Tomasz Solarewicz: Tak mi się jakoś ułożyło. Mam zmienić?

- Niech zostanie. Ale te dwadzieścia lat nie było marginesem. Tym, co przeżyłem, można by obdzielić dziesięć scenariuszy.

Przepraszam, jeśli cię uraziłem... Ale po tak fantastycznej młodzieżowej karierze nagle zapadłeś się pod ziemię. Dlaczego?

- Bo nie miałem parcia na szkło, jak to dzisiaj okreś­lają. Nie było agencji aktorskich, menedżerów, agentów, tak jak dzisiaj. A ja nie łaziłem po wytwórni filmów na Chełmskiej, nie łasiłem się, nie zabiegałem.

Nie ciągnęło cię do szkoły aktorskiej? Przecież przyjęliby cię z otwartymi ramionami.

- Prawdę mówiąc, w ogóle nie chciało mi się uczyć. Wolałem inne rozrywki - dziewczyny, winko, gitowanie. Wystarczyła mi zawodówka ślusarska. Poza tym i tak mówią o mnie "złota rączka". Gdyby wszyscy mieli maturę i poszli na studia, to kto by w tym kraju malował, remontował, sprzątał? Prezydent Wałęsa też jest tylko po zawodówce.

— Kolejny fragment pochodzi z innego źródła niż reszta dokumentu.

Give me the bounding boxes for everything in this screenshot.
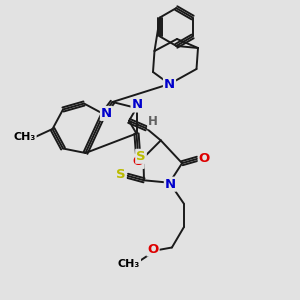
Text: N: N bbox=[101, 107, 112, 120]
Text: N: N bbox=[131, 98, 143, 112]
Text: CH₃: CH₃ bbox=[118, 259, 140, 269]
Text: H: H bbox=[148, 115, 158, 128]
Text: N: N bbox=[165, 178, 176, 191]
Text: O: O bbox=[147, 242, 159, 256]
Text: S: S bbox=[116, 168, 126, 181]
Text: CH₃: CH₃ bbox=[14, 132, 36, 142]
Text: O: O bbox=[132, 155, 144, 168]
Text: N: N bbox=[164, 77, 175, 91]
Text: O: O bbox=[199, 152, 210, 165]
Text: S: S bbox=[136, 150, 146, 163]
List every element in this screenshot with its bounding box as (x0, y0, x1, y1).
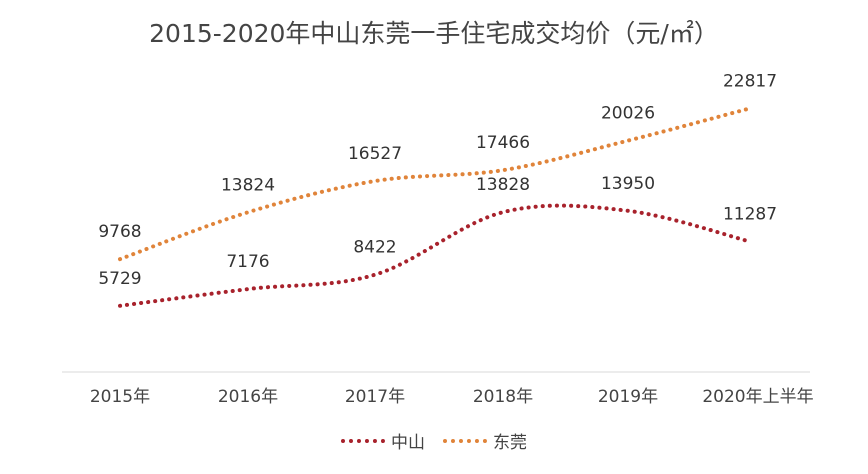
x-tick-label: 2016年 (218, 387, 278, 407)
legend-swatch (341, 438, 385, 443)
data-label: 8422 (353, 238, 396, 258)
data-label: 11287 (723, 205, 777, 225)
x-tick-label: 2015年 (90, 387, 150, 407)
chart-title: 2015-2020年中山东莞一手住宅成交均价（元/㎡） (149, 19, 719, 48)
data-label: 22817 (723, 71, 777, 91)
data-label: 9768 (98, 222, 141, 242)
data-label: 20026 (601, 104, 655, 124)
data-label: 5729 (98, 269, 141, 289)
data-label: 16527 (348, 144, 402, 164)
data-label: 13950 (601, 174, 655, 194)
legend-label: 东莞 (493, 433, 527, 453)
x-tick-label: 2018年 (473, 387, 533, 407)
legend-swatch (443, 438, 487, 443)
series-line-0 (118, 203, 752, 308)
data-label: 13828 (476, 175, 530, 195)
data-label: 7176 (226, 252, 269, 272)
x-tick-label: 2019年 (598, 387, 658, 407)
series-line-1 (118, 106, 752, 262)
legend-label: 中山 (391, 433, 425, 453)
legend: 中山 东莞 (0, 428, 868, 453)
data-label: 17466 (476, 133, 530, 153)
data-label: 13824 (221, 175, 275, 195)
legend-item-zhongshan: 中山 (341, 428, 425, 453)
x-tick-label: 2020年上半年 (702, 387, 813, 407)
legend-item-dongguan: 东莞 (443, 428, 527, 453)
x-tick-label: 2017年 (345, 387, 405, 407)
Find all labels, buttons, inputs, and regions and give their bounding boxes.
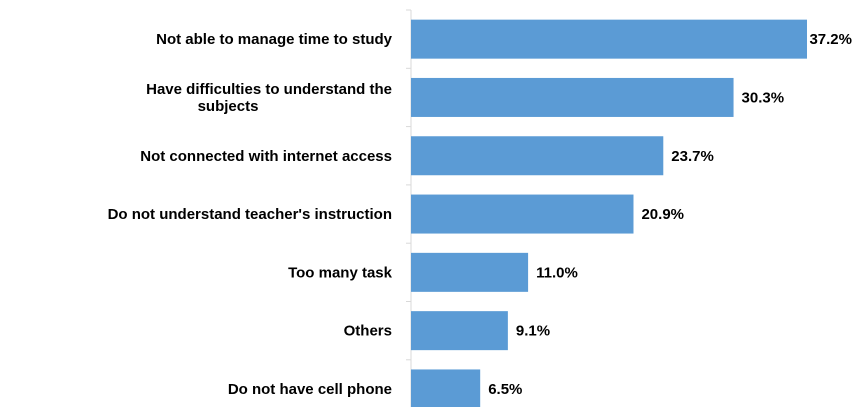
value-label: 30.3% [742,89,785,106]
category-label-line: Do not understand teacher's instruction [108,206,392,223]
category-label: Others [344,323,392,340]
category-label: Not connected with internet access [140,148,392,165]
category-label-line: subjects [198,98,259,115]
category-label-line: Not connected with internet access [140,148,392,165]
category-label-line: Have difficulties to understand the [146,81,392,98]
bar [411,194,634,234]
category-label: Do not understand teacher's instruction [108,206,392,223]
value-label: 23.7% [671,148,714,165]
bar [411,311,508,351]
bar [411,19,807,59]
category-label: Too many task [288,264,393,281]
category-label: Do not have cell phone [228,381,392,398]
category-label-line: Others [344,323,392,340]
category-label-line: Too many task [288,264,393,281]
category-label: Have difficulties to understand the subje… [146,81,392,115]
value-label: 11.0% [536,264,578,281]
value-label: 6.5% [488,381,522,398]
bar [411,369,481,407]
value-label: 20.9% [641,206,684,223]
value-label: 9.1% [516,323,550,340]
category-label-line: Not able to manage time to study [156,31,393,48]
bar [411,252,529,292]
category-label-line: Do not have cell phone [228,381,392,398]
value-label: 37.2% [809,31,852,48]
bar [411,136,664,176]
category-label: Not able to manage time to study [156,31,393,48]
bar [411,77,734,117]
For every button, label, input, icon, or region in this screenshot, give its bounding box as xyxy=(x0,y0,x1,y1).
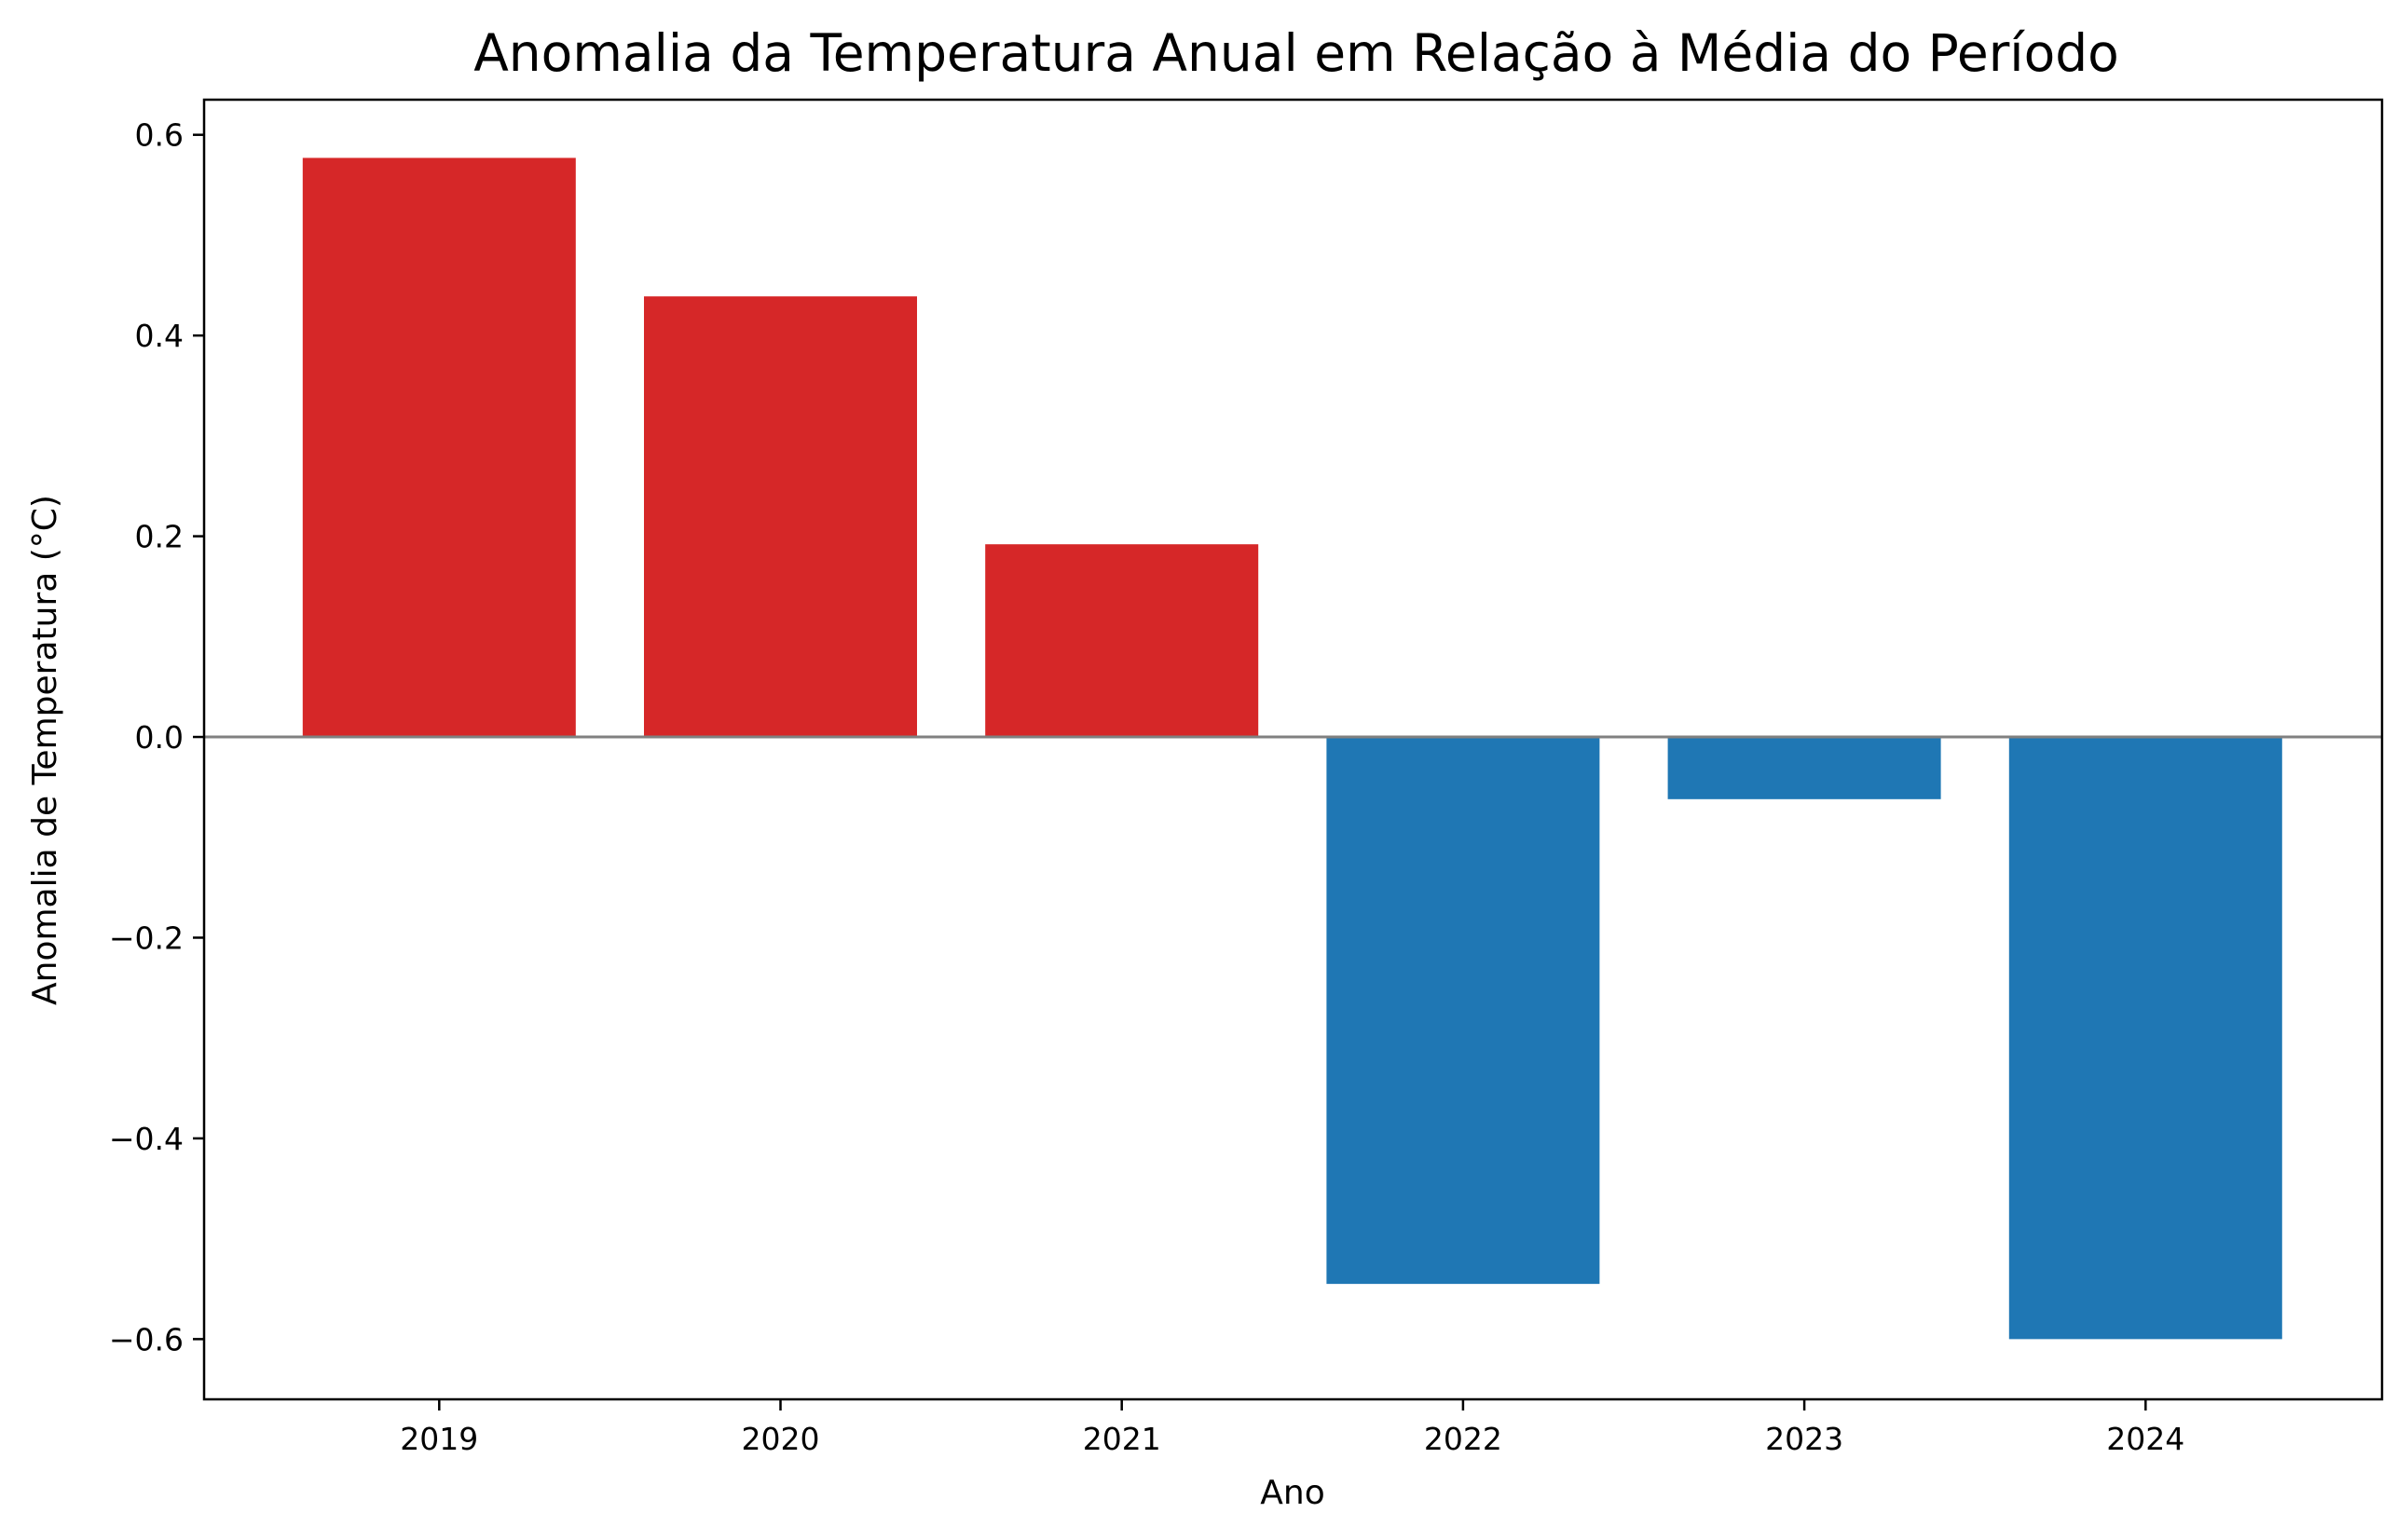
x-tick-label: 2024 xyxy=(2106,1421,2184,1457)
y-tick-label: −0.6 xyxy=(109,1321,184,1357)
axes-frame xyxy=(202,98,2384,1401)
x-tick-label: 2020 xyxy=(742,1421,820,1457)
bar-2021 xyxy=(985,544,1259,738)
y-axis-label: Anomalia de Temperatura (°C) xyxy=(26,495,64,1005)
chart-title: Anomalia da Temperatura Anual em Relação… xyxy=(473,23,2119,83)
y-tick-label: 0.0 xyxy=(135,719,184,756)
bar-2022 xyxy=(1326,737,1600,1285)
y-tick-label: 0.6 xyxy=(135,117,184,154)
y-tick-label: 0.4 xyxy=(135,318,184,354)
y-tick-label: −0.4 xyxy=(109,1121,184,1157)
plot-area: 0.6 0.4 0.2 0.0 −0.2 −0.4 −0.6 2019 2020 2021 2022… xyxy=(109,98,2384,1457)
x-tick-label: 2021 xyxy=(1083,1421,1161,1457)
bar-2023 xyxy=(1667,737,1941,799)
bar-2020 xyxy=(644,296,917,738)
y-tick-label: 0.2 xyxy=(135,519,184,555)
x-axis-label: Ano xyxy=(1260,1474,1324,1512)
x-tick-label: 2019 xyxy=(400,1421,478,1457)
bar-2024 xyxy=(2008,737,2282,1340)
x-tick-label: 2023 xyxy=(1765,1421,1843,1457)
y-tick-label: −0.2 xyxy=(109,920,184,956)
x-tick-label: 2022 xyxy=(1424,1421,1502,1457)
bar-2019 xyxy=(302,157,576,738)
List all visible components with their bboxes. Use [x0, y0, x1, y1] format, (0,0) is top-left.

Kończysz wojsko i co dalej?

- Do roboty. Do Instalu. W brygadzie remontowej mojego ojca. Jako szklarz, stolarz, malarz, ślusarz narzędziowy... Czego ja nie robiłem! Mieliśmy fajną ekipę. Pamiętam wiele śmiesznych sytuacji. Jeden kolega - Stefcio - miał lęk wysokości. I lubił zabalować. Któregoś dnia rano przychodzi do roboty - oko podbite, pół zęba nie ma! Spowiada się, że w nocy miał jakąś nawalankę w knajpie. Ale nie to jest najzabawniejsze. Ni stąd, ni z owąd pojawia się kierowniczka budowy. I nagle po Stefciu ślad zniknął, jakby rozpłynął się w powietrzu. Szukamy go wszędzie, nawołujemy, może wpadł do jakiegoś dołu albo schował się w betoniarce? W końcu kierowniczka odjeżdża. I wtedy słyszymy błagalny głos: "Koledzy, pomóżcie...". Zadzieramy głowy, a tam w górze, na rusztowaniu siedzi przerażony Stefcio - wleźć potrafił, ale zejść już nie - tak się bał kierowniczki, że wyczuje od niego alkohol i wyrzuci dyscyplinarnie. Jakoś go zdjęliśmy. I ten agregat został brygadzistą! Kiedyś lepikujemy dach, a Stefcio odchodzi na bok, patrzy na swoje kamasze i oznajmia: "Chłopaki, buty oklejone lepikiem są o wiele cięższe".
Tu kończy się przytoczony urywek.